Klass destacou o trabalho da DeLaval visando a integração de dados para ajudar os agricultores a encontrar rapidamente as vacas que correm o risco de adoecer e identificar imediatamente a mamite e a cetose. De acordo com Klaas, mais abordagens serão necessárias para a produção de leite em 2050 e posteriormente. “Mas, para desbloquear o potencial total da pecuária de precisão, serão necessárias inovações consistentes, pesquisas e desenvolvimento, parcerias, diretrizes e definições acordadas em escala internacional. Até o momento, esse potencial está pouco desenvolvido e pouco estudado”.
Estamos prontos para 2050?
“Vivemos em um mundo leiteiro complexo onde não cabe solução única e simples. Quando começamos a trabalhar em uma determinada área, como por exemplo, melhoria da produção de leite por vaca, isso pode resultar em efeitos sobre outras coisas, como o trabalho, a saúde animal, eficiência do nitrogênio e o uso de antibióticos. E embora seja um mundo complexo, é um mundo com ambição”, disse Ynte H. Schukken, CEO da Royal GD, em sua palestra.
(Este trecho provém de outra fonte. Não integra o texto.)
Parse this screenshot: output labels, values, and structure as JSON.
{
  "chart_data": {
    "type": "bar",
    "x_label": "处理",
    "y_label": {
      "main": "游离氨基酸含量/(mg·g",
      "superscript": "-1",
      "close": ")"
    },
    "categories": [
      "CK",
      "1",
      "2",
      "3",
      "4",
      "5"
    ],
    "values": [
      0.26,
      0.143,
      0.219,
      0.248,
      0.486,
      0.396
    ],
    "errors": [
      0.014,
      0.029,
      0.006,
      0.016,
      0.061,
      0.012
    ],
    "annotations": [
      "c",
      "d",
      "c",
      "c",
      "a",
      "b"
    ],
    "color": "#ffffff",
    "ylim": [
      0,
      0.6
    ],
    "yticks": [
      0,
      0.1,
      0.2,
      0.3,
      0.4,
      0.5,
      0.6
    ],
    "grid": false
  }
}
“Outros palestrantes enfatizaram que temos uma caixa de ferramentas cada vez maior – como tecnologia e inteligência artificial, e alternativas aos antibióticos – que podem nos ajudar a desvendar a complexidade e reduzir a pressão sobre o trabalho, e melhorar a saúde e o bem-estar animal”.
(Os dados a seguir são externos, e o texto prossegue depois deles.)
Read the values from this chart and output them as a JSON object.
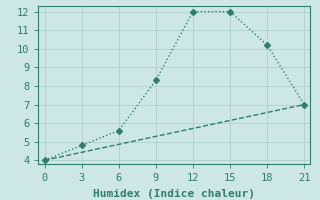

Ele mencionou que o uso de diferentes tecnologias e conhecimentos será fundamental, pois prevemos que estaremos lidando com rebanhos cada vez maiores no futuro: “O gerenciamento de grandes rebanhos requer mudanças em nossas atuais abordagens sobre o manejo da produção. A complexa tomada de decisão que vem com isso pode ser resolvida através de inovações contínuas e orientação de cientistas e tomadores de decisão. Portanto, quando chegarmos a 2050, creio que a produção de leite terá um futuro brilhante à frente”, concluiu Schukken.